Authority files also make use of magic values other than 13, indicating that their contents are serialized in a custom binary format. The serialized data is the same underlying class, just not in JSON format. Originally, I was thinking it could be BSON, but it does not appear to be. The values are stored as length-prefixed strings. Instead of reversing the binary serialization completely, it’s easier to simply extract the strings directly from the binary blob. The code for this naive string extraction is in the GitHub repository.
Security Considerations
Persistent Identity Material
- AAD Broker’s LocalState cache contains PRTs, application tokens, and refresh tokens.
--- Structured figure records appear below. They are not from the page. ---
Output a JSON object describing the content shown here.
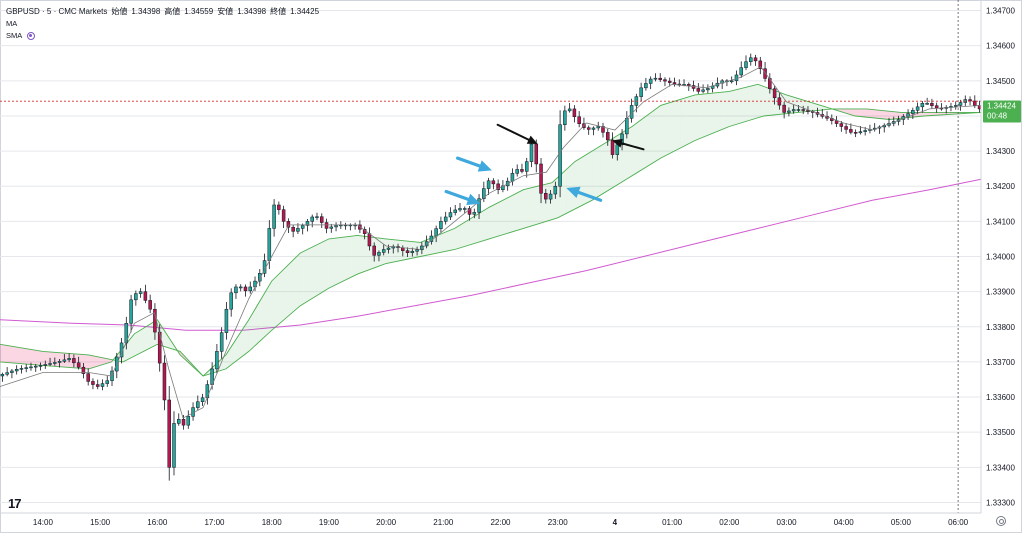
{
  "legend": {
    "symbol": "GBPUSD · 5 · CMC Markets",
    "open_label": "始値",
    "open": "1.34398",
    "high_label": "高値",
    "high": "1.34559",
    "low_label": "安値",
    "low": "1.34398",
    "close_label": "終値",
    "close": "1.34425",
    "indicators": [
      "MA",
      "SMA"
    ]
  },
  "price_badge": {
    "price": "1.34424",
    "countdown": "00:48"
  },
  "logo_text": "17",
  "colors": {
    "up": "#26a69a",
    "down": "#b5174f",
    "wick": "#131722",
    "ma_fast": "#7a7a7a",
    "cloud_bull": "#4caf50",
    "cloud_bear": "#e91e63",
    "sma_long": "#d15ad1",
    "arrow_blue": "#3fa9dd",
    "arrow_black": "#111111",
    "price_line": "#d32f2f",
    "badge": "#4caf50"
  },
  "chart_data": {
    "type": "candlestick",
    "title": "GBPUSD · 5 · CMC Markets",
    "y_ticks": [
      "1.34700",
      "1.34600",
      "1.34500",
      "1.34400",
      "1.34300",
      "1.34200",
      "1.34100",
      "1.34000",
      "1.33900",
      "1.33800",
      "1.33700",
      "1.33600",
      "1.33500",
      "1.33400",
      "1.33300"
    ],
    "ylim": [
      1.3327,
      1.3473
    ],
    "x_ticks": [
      "14:00",
      "15:00",
      "16:00",
      "17:00",
      "18:00",
      "19:00",
      "20:00",
      "21:00",
      "22:00",
      "23:00",
      "4",
      "01:00",
      "02:00",
      "03:00",
      "04:00",
      "05:00",
      "06:00"
    ],
    "x_tick_times": [
      14,
      15,
      16,
      17,
      18,
      19,
      20,
      21,
      22,
      23,
      24,
      25,
      26,
      27,
      28,
      29,
      30
    ],
    "xlim": [
      13.25,
      30.4
    ],
    "current_price": 1.34424,
    "price_line": 1.34442,
    "time_cursor": 30.0,
    "price_path": [
      [
        13.25,
        1.3366
      ],
      [
        13.6,
        1.3368
      ],
      [
        14.0,
        1.3369
      ],
      [
        14.3,
        1.337
      ],
      [
        14.5,
        1.3371
      ],
      [
        14.7,
        1.3368
      ],
      [
        14.85,
        1.3364
      ],
      [
        15.0,
        1.3363
      ],
      [
        15.2,
        1.3365
      ],
      [
        15.45,
        1.3377
      ],
      [
        15.6,
        1.3389
      ],
      [
        15.75,
        1.339
      ],
      [
        15.95,
        1.3384
      ],
      [
        16.05,
        1.3373
      ],
      [
        16.15,
        1.3363
      ],
      [
        16.25,
        1.334
      ],
      [
        16.35,
        1.3355
      ],
      [
        16.5,
        1.3352
      ],
      [
        16.7,
        1.3358
      ],
      [
        16.85,
        1.336
      ],
      [
        17.0,
        1.3368
      ],
      [
        17.15,
        1.3377
      ],
      [
        17.3,
        1.3389
      ],
      [
        17.45,
        1.3392
      ],
      [
        17.6,
        1.339
      ],
      [
        17.75,
        1.3393
      ],
      [
        17.9,
        1.3397
      ],
      [
        18.0,
        1.3408
      ],
      [
        18.1,
        1.3416
      ],
      [
        18.25,
        1.341
      ],
      [
        18.4,
        1.3407
      ],
      [
        18.6,
        1.3409
      ],
      [
        18.8,
        1.3412
      ],
      [
        19.0,
        1.3408
      ],
      [
        19.2,
        1.3409
      ],
      [
        19.5,
        1.3409
      ],
      [
        19.7,
        1.3406
      ],
      [
        19.8,
        1.34
      ],
      [
        20.0,
        1.3402
      ],
      [
        20.2,
        1.3403
      ],
      [
        20.4,
        1.3401
      ],
      [
        20.6,
        1.3402
      ],
      [
        20.8,
        1.3405
      ],
      [
        21.0,
        1.341
      ],
      [
        21.2,
        1.3413
      ],
      [
        21.4,
        1.3414
      ],
      [
        21.55,
        1.3411
      ],
      [
        21.7,
        1.3418
      ],
      [
        21.85,
        1.3422
      ],
      [
        22.0,
        1.3419
      ],
      [
        22.15,
        1.3421
      ],
      [
        22.3,
        1.3425
      ],
      [
        22.45,
        1.3424
      ],
      [
        22.6,
        1.3433
      ],
      [
        22.75,
        1.3418
      ],
      [
        22.85,
        1.3416
      ],
      [
        23.0,
        1.342
      ],
      [
        23.1,
        1.3441
      ],
      [
        23.25,
        1.3442
      ],
      [
        23.4,
        1.3438
      ],
      [
        23.55,
        1.3436
      ],
      [
        23.75,
        1.3437
      ],
      [
        23.9,
        1.3434
      ],
      [
        24.0,
        1.3429
      ],
      [
        24.15,
        1.3434
      ],
      [
        24.3,
        1.3442
      ],
      [
        24.5,
        1.3448
      ],
      [
        24.7,
        1.3451
      ],
      [
        24.9,
        1.345
      ],
      [
        25.1,
        1.3449
      ],
      [
        25.3,
        1.3449
      ],
      [
        25.5,
        1.3447
      ],
      [
        25.7,
        1.3448
      ],
      [
        25.9,
        1.345
      ],
      [
        26.1,
        1.345
      ],
      [
        26.3,
        1.3455
      ],
      [
        26.45,
        1.3457
      ],
      [
        26.6,
        1.3453
      ],
      [
        26.8,
        1.3446
      ],
      [
        27.0,
        1.3441
      ],
      [
        27.2,
        1.3442
      ],
      [
        27.5,
        1.3441
      ],
      [
        27.8,
        1.3439
      ],
      [
        28.0,
        1.3437
      ],
      [
        28.2,
        1.3435
      ],
      [
        28.45,
        1.3436
      ],
      [
        28.7,
        1.3437
      ],
      [
        29.0,
        1.3439
      ],
      [
        29.2,
        1.3441
      ],
      [
        29.45,
        1.3444
      ],
      [
        29.7,
        1.3442
      ],
      [
        30.0,
        1.3443
      ],
      [
        30.2,
        1.3445
      ],
      [
        30.4,
        1.3442
      ]
    ],
    "ma_fast_path": [
      [
        13.25,
        1.3363
      ],
      [
        14.0,
        1.3367
      ],
      [
        14.8,
        1.3367
      ],
      [
        15.2,
        1.3366
      ],
      [
        15.6,
        1.3381
      ],
      [
        15.95,
        1.3384
      ],
      [
        16.2,
        1.3368
      ],
      [
        16.45,
        1.3354
      ],
      [
        16.8,
        1.3357
      ],
      [
        17.2,
        1.3373
      ],
      [
        17.6,
        1.3388
      ],
      [
        18.0,
        1.34
      ],
      [
        18.3,
        1.3409
      ],
      [
        18.8,
        1.3409
      ],
      [
        19.5,
        1.3409
      ],
      [
        20.0,
        1.3403
      ],
      [
        20.6,
        1.3402
      ],
      [
        21.2,
        1.341
      ],
      [
        21.8,
        1.3418
      ],
      [
        22.4,
        1.3423
      ],
      [
        22.8,
        1.3424
      ],
      [
        23.1,
        1.3431
      ],
      [
        23.5,
        1.3438
      ],
      [
        24.0,
        1.3436
      ],
      [
        24.5,
        1.3444
      ],
      [
        25.0,
        1.3449
      ],
      [
        25.6,
        1.3448
      ],
      [
        26.2,
        1.3451
      ],
      [
        26.55,
        1.3454
      ],
      [
        27.0,
        1.3444
      ],
      [
        27.5,
        1.3441
      ],
      [
        28.0,
        1.3438
      ],
      [
        28.5,
        1.3436
      ],
      [
        29.0,
        1.3439
      ],
      [
        29.5,
        1.3442
      ],
      [
        30.4,
        1.3443
      ]
    ],
    "cloud_fast": [
      [
        13.25,
        1.337
      ],
      [
        14.0,
        1.3369
      ],
      [
        14.8,
        1.3368
      ],
      [
        15.2,
        1.337
      ],
      [
        15.6,
        1.3378
      ],
      [
        16.0,
        1.3382
      ],
      [
        16.4,
        1.3372
      ],
      [
        16.8,
        1.3366
      ],
      [
        17.2,
        1.3372
      ],
      [
        17.6,
        1.3382
      ],
      [
        18.0,
        1.3393
      ],
      [
        18.5,
        1.3401
      ],
      [
        19.0,
        1.3405
      ],
      [
        19.5,
        1.3406
      ],
      [
        20.0,
        1.3405
      ],
      [
        20.6,
        1.3404
      ],
      [
        21.2,
        1.3408
      ],
      [
        21.8,
        1.3414
      ],
      [
        22.4,
        1.3419
      ],
      [
        22.9,
        1.3421
      ],
      [
        23.3,
        1.3427
      ],
      [
        23.8,
        1.3432
      ],
      [
        24.3,
        1.3437
      ],
      [
        24.8,
        1.3443
      ],
      [
        25.4,
        1.3446
      ],
      [
        26.0,
        1.3447
      ],
      [
        26.5,
        1.3449
      ],
      [
        27.0,
        1.3446
      ],
      [
        27.6,
        1.3443
      ],
      [
        28.2,
        1.344
      ],
      [
        28.8,
        1.3439
      ],
      [
        29.4,
        1.344
      ],
      [
        30.4,
        1.3441
      ]
    ],
    "cloud_slow": [
      [
        13.25,
        1.3375
      ],
      [
        14.0,
        1.3373
      ],
      [
        14.8,
        1.3372
      ],
      [
        15.4,
        1.337
      ],
      [
        16.0,
        1.3375
      ],
      [
        16.4,
        1.3373
      ],
      [
        16.8,
        1.3366
      ],
      [
        17.2,
        1.3368
      ],
      [
        17.6,
        1.3373
      ],
      [
        18.0,
        1.3379
      ],
      [
        18.5,
        1.3386
      ],
      [
        19.0,
        1.3391
      ],
      [
        19.5,
        1.3395
      ],
      [
        20.0,
        1.3398
      ],
      [
        20.6,
        1.34
      ],
      [
        21.2,
        1.3402
      ],
      [
        21.8,
        1.3405
      ],
      [
        22.4,
        1.3408
      ],
      [
        23.0,
        1.3411
      ],
      [
        23.6,
        1.3416
      ],
      [
        24.2,
        1.3422
      ],
      [
        24.8,
        1.3428
      ],
      [
        25.4,
        1.3433
      ],
      [
        26.0,
        1.3437
      ],
      [
        26.6,
        1.344
      ],
      [
        27.2,
        1.3441
      ],
      [
        27.8,
        1.3442
      ],
      [
        28.4,
        1.3442
      ],
      [
        29.0,
        1.3441
      ],
      [
        29.6,
        1.3441
      ],
      [
        30.4,
        1.3441
      ]
    ],
    "sma_long": [
      [
        13.25,
        1.3382
      ],
      [
        14.5,
        1.3381
      ],
      [
        15.5,
        1.33805
      ],
      [
        16.5,
        1.3379
      ],
      [
        17.5,
        1.3379
      ],
      [
        18.5,
        1.33805
      ],
      [
        19.5,
        1.3383
      ],
      [
        20.5,
        1.3386
      ],
      [
        21.5,
        1.3389
      ],
      [
        22.5,
        1.33925
      ],
      [
        23.5,
        1.3396
      ],
      [
        24.5,
        1.34
      ],
      [
        25.5,
        1.3404
      ],
      [
        26.5,
        1.3408
      ],
      [
        27.5,
        1.3412
      ],
      [
        28.5,
        1.3416
      ],
      [
        29.5,
        1.3419
      ],
      [
        30.4,
        1.3422
      ]
    ],
    "arrows": [
      {
        "color": "blue",
        "from": [
          21.25,
          1.3428
        ],
        "to": [
          21.85,
          1.34245
        ]
      },
      {
        "color": "blue",
        "from": [
          21.05,
          1.34185
        ],
        "to": [
          21.65,
          1.3415
        ]
      },
      {
        "color": "blue",
        "from": [
          23.75,
          1.3416
        ],
        "to": [
          23.15,
          1.34195
        ]
      },
      {
        "color": "black",
        "from": [
          21.95,
          1.34375
        ],
        "to": [
          22.65,
          1.3432
        ]
      },
      {
        "color": "black",
        "from": [
          24.5,
          1.34305
        ],
        "to": [
          23.95,
          1.3433
        ]
      }
    ]
  }
}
- PRT values are opaque; however their session keys (sk_val) are present in the cache. Session keys are bound to the TPM, preventing replay value elsewhere. However, an attacker with local SYSTEM context may derive usable session keys.
- Authority files store access/refresh tokens directly, tied to specific client applications.
Potential for Silent, Long-Lived Access
- If an attacker derives a valid session key, they can impersonate the broker to renew tokens without user interaction.
- This effectively bypasses MFA after initial authentication, enabling long-lived persistence in cloud resources.
- Authority files with cached refresh tokens similarly allow token minting for specific apps.
Reconnaissance
The LocalCache contains a significant amount of structured metadata.
- User identifiers: UPNs, OIDs, tenant IDs and on-prem SIDs that map identities to tenants and hosts.
- Application identifiers: client/app IDs (GUIDs) and sometimes the
app_displaynameare embedded in JWTs or cached tokens. - Service scope information:
scp/widsclaims andtkncontents that list permissions granted to apps (e.g.,Files.Read,Sites.Read.All,User.Read). - Device linkage: device IDs and
cnf.tbh(token binding) markers indicating whether tokens are bound to a device key. - Token lifetimes and audiences:
iat,exp,aud, andappidare exposed in cached JWTs.
Conclusion
Overall, the LocalState cache is poorly documented. It stores structured identity and application metadata that may be leveraged for reconnaissance. Refresh tokens or derived session keys should enable long-lived access, though the ability to fully derive or replay session keys depends on local protections such as TPM-bound keys and having sufficient privileges. Further research into what is and what is not possible with the metadata is needed.